What is the interest rate on bonds in 2024? ›

May 1, 2024. Series EE savings bonds issued May 2024 through October 2024 will earn an annual fixed rate of 2.70% and Series I savings bonds will earn a composite rate of 4.28%, a portion of which is indexed to inflation every six months.

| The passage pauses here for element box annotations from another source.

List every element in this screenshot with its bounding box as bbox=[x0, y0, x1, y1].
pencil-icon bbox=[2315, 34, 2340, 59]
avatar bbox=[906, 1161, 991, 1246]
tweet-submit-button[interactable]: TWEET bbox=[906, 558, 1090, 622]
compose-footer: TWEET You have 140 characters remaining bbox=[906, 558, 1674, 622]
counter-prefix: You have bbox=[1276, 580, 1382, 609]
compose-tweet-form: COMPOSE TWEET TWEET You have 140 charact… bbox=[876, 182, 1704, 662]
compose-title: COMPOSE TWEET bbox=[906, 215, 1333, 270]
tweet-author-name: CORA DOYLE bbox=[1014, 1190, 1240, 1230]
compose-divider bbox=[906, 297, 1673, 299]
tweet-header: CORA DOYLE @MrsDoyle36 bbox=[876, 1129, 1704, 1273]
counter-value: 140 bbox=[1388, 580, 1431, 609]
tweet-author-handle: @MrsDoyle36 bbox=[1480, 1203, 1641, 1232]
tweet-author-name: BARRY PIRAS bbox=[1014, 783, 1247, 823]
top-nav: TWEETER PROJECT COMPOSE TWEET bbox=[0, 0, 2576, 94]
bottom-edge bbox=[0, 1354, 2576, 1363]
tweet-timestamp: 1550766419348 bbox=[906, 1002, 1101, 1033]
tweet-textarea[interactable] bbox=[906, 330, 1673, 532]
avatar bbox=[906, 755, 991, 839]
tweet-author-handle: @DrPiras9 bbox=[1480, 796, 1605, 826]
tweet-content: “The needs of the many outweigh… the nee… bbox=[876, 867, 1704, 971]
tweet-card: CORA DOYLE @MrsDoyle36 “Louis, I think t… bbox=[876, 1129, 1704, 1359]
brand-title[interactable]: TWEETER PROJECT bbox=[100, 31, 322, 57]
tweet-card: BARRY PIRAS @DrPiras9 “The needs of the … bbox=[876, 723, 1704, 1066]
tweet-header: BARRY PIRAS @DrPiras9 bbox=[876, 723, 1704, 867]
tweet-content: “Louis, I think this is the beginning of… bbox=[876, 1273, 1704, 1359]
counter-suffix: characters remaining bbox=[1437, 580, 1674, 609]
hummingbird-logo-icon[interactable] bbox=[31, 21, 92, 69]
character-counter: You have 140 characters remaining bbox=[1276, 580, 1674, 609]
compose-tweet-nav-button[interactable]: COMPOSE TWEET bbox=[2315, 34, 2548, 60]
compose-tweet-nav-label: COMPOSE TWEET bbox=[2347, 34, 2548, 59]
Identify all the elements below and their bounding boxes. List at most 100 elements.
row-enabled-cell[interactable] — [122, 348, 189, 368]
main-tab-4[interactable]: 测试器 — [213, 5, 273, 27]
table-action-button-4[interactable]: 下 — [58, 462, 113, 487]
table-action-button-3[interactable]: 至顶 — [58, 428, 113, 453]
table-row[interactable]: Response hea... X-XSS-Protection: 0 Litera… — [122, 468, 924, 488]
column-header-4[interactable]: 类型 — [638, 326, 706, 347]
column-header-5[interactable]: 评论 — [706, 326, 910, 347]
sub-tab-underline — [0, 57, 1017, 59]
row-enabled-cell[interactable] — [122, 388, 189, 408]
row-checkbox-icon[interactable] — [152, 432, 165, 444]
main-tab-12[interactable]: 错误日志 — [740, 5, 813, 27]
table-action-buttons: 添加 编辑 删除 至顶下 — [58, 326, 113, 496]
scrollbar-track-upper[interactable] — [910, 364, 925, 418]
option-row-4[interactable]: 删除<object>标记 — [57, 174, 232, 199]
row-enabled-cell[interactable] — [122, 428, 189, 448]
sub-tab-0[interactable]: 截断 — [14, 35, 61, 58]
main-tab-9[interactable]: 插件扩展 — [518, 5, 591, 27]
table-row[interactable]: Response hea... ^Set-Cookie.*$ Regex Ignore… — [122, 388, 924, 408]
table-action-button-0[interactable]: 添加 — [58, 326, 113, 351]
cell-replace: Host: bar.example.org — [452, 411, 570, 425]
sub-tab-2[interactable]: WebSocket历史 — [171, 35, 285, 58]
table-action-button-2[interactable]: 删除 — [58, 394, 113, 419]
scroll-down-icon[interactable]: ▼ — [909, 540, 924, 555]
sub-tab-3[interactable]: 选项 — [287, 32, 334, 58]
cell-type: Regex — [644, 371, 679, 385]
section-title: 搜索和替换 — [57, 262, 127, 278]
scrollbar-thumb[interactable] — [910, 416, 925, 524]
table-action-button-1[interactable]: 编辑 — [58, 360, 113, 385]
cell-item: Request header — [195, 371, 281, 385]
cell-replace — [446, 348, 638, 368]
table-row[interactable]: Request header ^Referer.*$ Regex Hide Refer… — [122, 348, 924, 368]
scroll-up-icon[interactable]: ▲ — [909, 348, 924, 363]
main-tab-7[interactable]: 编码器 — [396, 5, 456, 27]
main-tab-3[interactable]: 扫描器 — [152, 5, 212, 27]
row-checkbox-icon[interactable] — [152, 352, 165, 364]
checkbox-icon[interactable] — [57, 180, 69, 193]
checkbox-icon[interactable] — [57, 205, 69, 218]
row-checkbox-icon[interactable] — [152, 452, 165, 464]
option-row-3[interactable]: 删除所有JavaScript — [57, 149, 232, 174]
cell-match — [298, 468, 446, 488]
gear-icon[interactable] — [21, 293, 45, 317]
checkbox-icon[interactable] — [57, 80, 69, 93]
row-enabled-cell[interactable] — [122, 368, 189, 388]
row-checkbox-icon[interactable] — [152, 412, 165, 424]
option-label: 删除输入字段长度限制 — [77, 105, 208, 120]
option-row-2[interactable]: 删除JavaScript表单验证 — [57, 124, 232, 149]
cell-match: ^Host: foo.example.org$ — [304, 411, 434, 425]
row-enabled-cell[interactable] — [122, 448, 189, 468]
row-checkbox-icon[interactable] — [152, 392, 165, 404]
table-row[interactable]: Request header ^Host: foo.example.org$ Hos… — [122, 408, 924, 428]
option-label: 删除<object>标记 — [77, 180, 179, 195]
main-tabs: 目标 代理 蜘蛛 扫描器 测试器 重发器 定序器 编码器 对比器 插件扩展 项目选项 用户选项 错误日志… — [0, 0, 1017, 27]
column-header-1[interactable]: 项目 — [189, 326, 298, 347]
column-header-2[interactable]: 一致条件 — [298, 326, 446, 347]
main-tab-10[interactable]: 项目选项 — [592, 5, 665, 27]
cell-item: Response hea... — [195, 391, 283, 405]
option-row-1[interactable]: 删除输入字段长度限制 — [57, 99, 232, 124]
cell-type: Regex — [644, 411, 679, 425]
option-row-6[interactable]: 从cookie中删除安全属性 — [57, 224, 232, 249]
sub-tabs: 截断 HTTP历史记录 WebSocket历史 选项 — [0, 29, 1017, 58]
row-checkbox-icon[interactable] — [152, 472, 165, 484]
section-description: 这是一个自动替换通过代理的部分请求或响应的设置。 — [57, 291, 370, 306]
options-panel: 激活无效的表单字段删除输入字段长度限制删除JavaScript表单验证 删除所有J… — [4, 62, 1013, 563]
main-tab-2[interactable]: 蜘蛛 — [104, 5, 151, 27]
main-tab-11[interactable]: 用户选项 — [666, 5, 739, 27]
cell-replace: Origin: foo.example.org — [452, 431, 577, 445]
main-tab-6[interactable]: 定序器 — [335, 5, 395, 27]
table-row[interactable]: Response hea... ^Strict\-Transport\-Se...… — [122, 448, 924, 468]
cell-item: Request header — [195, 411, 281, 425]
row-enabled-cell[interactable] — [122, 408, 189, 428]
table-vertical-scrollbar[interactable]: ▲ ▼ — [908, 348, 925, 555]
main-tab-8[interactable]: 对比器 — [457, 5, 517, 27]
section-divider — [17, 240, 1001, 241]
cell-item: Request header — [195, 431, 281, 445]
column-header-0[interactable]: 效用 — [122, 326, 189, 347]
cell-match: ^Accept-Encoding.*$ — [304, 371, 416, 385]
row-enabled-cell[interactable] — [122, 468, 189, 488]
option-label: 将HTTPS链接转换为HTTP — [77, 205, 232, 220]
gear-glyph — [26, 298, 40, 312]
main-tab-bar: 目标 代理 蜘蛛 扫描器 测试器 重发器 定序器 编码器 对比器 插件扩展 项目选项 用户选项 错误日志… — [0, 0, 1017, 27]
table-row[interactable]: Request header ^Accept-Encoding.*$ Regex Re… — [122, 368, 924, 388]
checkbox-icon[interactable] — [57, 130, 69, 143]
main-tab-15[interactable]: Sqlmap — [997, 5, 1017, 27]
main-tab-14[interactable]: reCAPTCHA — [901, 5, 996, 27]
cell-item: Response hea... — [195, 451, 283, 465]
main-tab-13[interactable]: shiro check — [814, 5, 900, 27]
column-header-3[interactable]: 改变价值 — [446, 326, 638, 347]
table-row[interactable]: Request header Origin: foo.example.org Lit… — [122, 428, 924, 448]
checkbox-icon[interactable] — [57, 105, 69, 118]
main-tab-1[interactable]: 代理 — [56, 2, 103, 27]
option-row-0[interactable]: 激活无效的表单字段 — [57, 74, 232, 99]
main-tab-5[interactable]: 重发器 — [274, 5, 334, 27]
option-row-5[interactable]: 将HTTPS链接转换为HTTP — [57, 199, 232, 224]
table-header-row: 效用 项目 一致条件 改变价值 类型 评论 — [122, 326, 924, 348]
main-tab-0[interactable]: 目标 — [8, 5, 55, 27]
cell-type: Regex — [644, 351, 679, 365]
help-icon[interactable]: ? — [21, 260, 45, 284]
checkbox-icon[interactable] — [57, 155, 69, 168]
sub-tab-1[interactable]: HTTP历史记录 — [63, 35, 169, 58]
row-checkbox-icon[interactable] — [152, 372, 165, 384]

The EE bond fixed rate applies to a bond's 20-year original maturity.

What is the best treasury bond to buy right now? ›

9 of the Best Bond ETFs to Buy Now
Bond ETFExpense RatioYield to maturity
iShares 0-3 Month Treasury Bond ETF (SGOV)0.07%5.4%
iShares Aaa - A Rated Corporate Bond ETF (QLTA)0.15%5.3%
SPDR Bloomberg High Yield Bond ETF (JNK)0.40%7.9%
Pimco Active Bond ETF (BOND)0.55%5.8%
5 more rows
May 7, 2024

Top Articles
Latest Posts
Article information

Author: Ray Christiansen

Last Updated:

Views: 6173

Rating: 4.9 / 5 (49 voted)

Reviews: 80% of readers found this page helpful

Author information

Name: Ray Christiansen

Birthday: 1998-05-04

Address: Apt. 814 34339 Sauer Islands, Hirtheville, GA 02446-8771

Phone: +337636892828

Job: Lead Hospitality Designer

Hobby: Urban exploration, Tai chi, Lockpicking, Fashion, Gunsmithing, Pottery, Geocaching

Introduction: My name is Ray Christiansen, I am a fair, good, cute, gentle, vast, glamorous, excited person who loves writing and wants to share my knowledge and understanding with you.